Iran Nuclear Deal Pits the Obama Administration Against GOP Hawks
The Obama administration announced last night that it had reached what President Obama describes as "a comprehensive long-term deal with Iran that will prevent it from obtaining a nuclear weapon."
Obama declared this morning that the deal is "not built on trust" but instead relies on verification by independent inspectors that Iran is not pursuing technology that could lead directly to nuclear weapons.
According to The New York Times, the deal "would extend to a year the amount of time it would take Iran to make enough material for a bomb should it abandon the accord and race for a weapon — what officials call 'breakout time.'" However, under the terms of the deal, that time would likely shorten, perhaps by quite a bit, after a decade.
Politically, the deal pits Republicans against the Obama administration, with congressional Democrats stuck somewhere in between.

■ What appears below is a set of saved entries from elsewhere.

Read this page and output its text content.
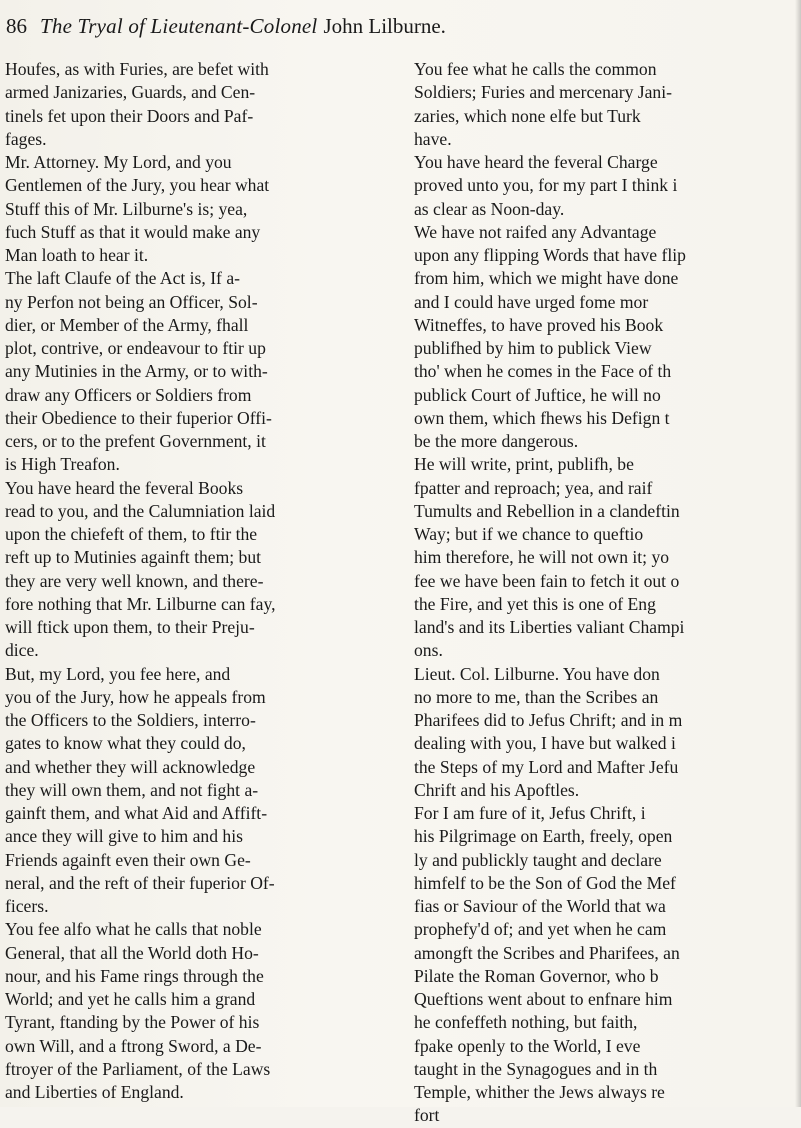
86 The Tryal of Lieutenant-Colonel John Lilburne.
Houfes, as with Furies, are befet with
armed Janizaries, Guards, and Cen-
tinels fet upon their Doors and Paf-
fages.
Mr. Attorney. My Lord, and you
Gentlemen of the Jury, you hear what
Stuff this of Mr. Lilburne's is; yea,
fuch Stuff as that it would make any
Man loath to hear it.
The laft Claufe of the Act is, If a-
ny Perfon not being an Officer, Sol-
dier, or Member of the Army, fhall
plot, contrive, or endeavour to ftir up
any Mutinies in the Army, or to with-
draw any Officers or Soldiers from
their Obedience to their fuperior Offi-
cers, or to the prefent Government, it
is High Treafon.
You have heard the feveral Books
read to you, and the Calumniation laid
upon the chiefeft of them, to ftir the
reft up to Mutinies againft them; but
they are very well known, and there-
fore nothing that Mr. Lilburne can fay,
will ftick upon them, to their Preju-
dice.
But, my Lord, you fee here, and
you of the Jury, how he appeals from
the Officers to the Soldiers, interro-
gates to know what they could do,
and whether they will acknowledge
they will own them, and not fight a-
gainft them, and what Aid and Affift-
ance they will give to him and his
Friends againft even their own Ge-
neral, and the reft of their fuperior Of-
ficers.
You fee alfo what he calls that noble
General, that all the World doth Ho-
nour, and his Fame rings through the
World; and yet he calls him a grand
Tyrant, ftanding by the Power of his
own Will, and a ftrong Sword, a De-
ftroyer of the Parliament, of the Laws
and Liberties of England.
You fee what he calls the common
Soldiers; Furies and mercenary Jani-
zaries, which none elfe but Turk
have.
You have heard the feveral Charge
proved unto you, for my part I think i
as clear as Noon-day.
We have not raifed any Advantage
upon any flipping Words that have flip
from him, which we might have done
and I could have urged fome mor
Witneffes, to have proved his Book
publifhed by him to publick View
tho' when he comes in the Face of th
publick Court of Juftice, he will no
own them, which fhews his Defign t
be the more dangerous.
He will write, print, publifh, be
fpatter and reproach; yea, and raif
Tumults and Rebellion in a clandeftin
Way; but if we chance to queftio
him therefore, he will not own it; yo
fee we have been fain to fetch it out o
the Fire, and yet this is one of Eng
land's and its Liberties valiant Champi
ons.
Lieut. Col. Lilburne. You have don
no more to me, than the Scribes an
Pharifees did to Jefus Chrift; and in m
dealing with you, I have but walked i
the Steps of my Lord and Mafter Jefu
Chrift and his Apoftles.
For I am fure of it, Jefus Chrift, i
his Pilgrimage on Earth, freely, open
ly and publickly taught and declare
himfelf to be the Son of God the Mef
fias or Saviour of the World that wa
prophefy'd of; and yet when he cam
amongft the Scribes and Pharifees, an
Pilate the Roman Governor, who b
Queftions went about to enfnare him
he confeffeth nothing, but faith,
fpake openly to the World, I eve
taught in the Synagogues and in th
Temple, whither the Jews always re
fort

The Obama administration is aggressively arguing that the deal is the best option for containing one of the world's most potentially dangerous nuclear threats. In Slate, Ploughshares Fund President Joe Cirincione, author of the book Nuclear Nightmares: Securing the world Before it's Too Late, makes a detailed case for the deal, arguing that it "reverses and contains what most experts consider the greatest nuclear proliferation challenge in the world." Cirincione says that the deal "eliminates the three ways Iran could build a bomb"—with uranium enriched in centrifuges, with plutonium made using nuclear reactors, and in a secret facility.
The verification and monitoring system required by this deal makes that all but impossible.
Inspectors will now track Iran's uranium from the time it comes out of the ground to the time it ends up as gas stored in cylinders. There will be state-of-the-art fiber-optic seals, sensors, and cameras at every facility, inventories of all equipment, tracking of scientists and nuclear workers, and 24/7 inspections. Inspectors will also monitor the manufacture of all centrifuges and related machinery. A special "procurement channel" will be set up through which all of Iran's imported nuclear-related equipment must go.
This makes it extraordinarily difficult for Iran to cheat.
Despite the Obama administration's prioritization of the deal, some Democratic legislators are nervous about the details, according to National Journal.
Virtually all of the Republican presidential candidates have, rather predictably, come against the agreement. Jeb Bush, for example, calls it "a dangerous, deeply flawed, and short sighted deal." Scott Walker promised to "terminate" it on day one of his presidency. Florida Sen. Marco Rubio, perhaps the most hawkish of the top-tier Republican candidates, is circulating an online petition opposing the deal. Bush and Walker are following the likes of Senate GOPers like Tom Cotton, who opposes any deal whatsoever.
Former Republican Speaker of the House Newt Gingrich outlines the basics of the case against the deal, saying that it provides billions in aid that will be used to fund terrorism, that it will "increase the prestige of the Iranian dictatorship," and that it will grant international approval to the Iranian nuclear program, which will then "go full-speed ahead."
Is there an alternative that Republicans would prefer? Christopher Preble of the Cato Institute suggests that for Sen. Cotton and other Republicans, "you don't negotiate with a regime like Iran's—you destroy it."
Details of the 100-page deal are still being scoured over, and critics will no doubt have many objections. But Preble argues that simply objecting to the specifics in this agreement isn't enough, especially given the history of foreign policy failures in the Middle East.
Counter proliferation by means of regime change has a bad odor today, thanks chiefly to the Iraq war that, coincidentally, many of the most outspoken Iran deal opponents had a hand in pushing on the American people beginning in the late 1990s.
They have learned nothing, it appears, but most Americans have: refusing to engage diplomatically with an odious regime, or waging war to separate said regime from its weapons – by removing the regime from power – is a costly proposition, and there is no guarantee that the government that emerges in its place will be better than that which came before. George W. Bush came around to this view by the middle of his second term in office: the man who in 2002 cast Iran as a charter member of the Axis of Evil – along with Iraq and North Korea – supported the P5 + 1 negotiating process that eventually led to today's deal.
So keep all this in mind in the coming weeks as the details of the Iran deal are debated in Washington and around the country. Deal opponents have an obligation to describe their preferred alternative, not merely what they are against.
The deal, as Reason's Shikha Dalmia wrote this morning, may turn out to be the worst possible option—except for all others.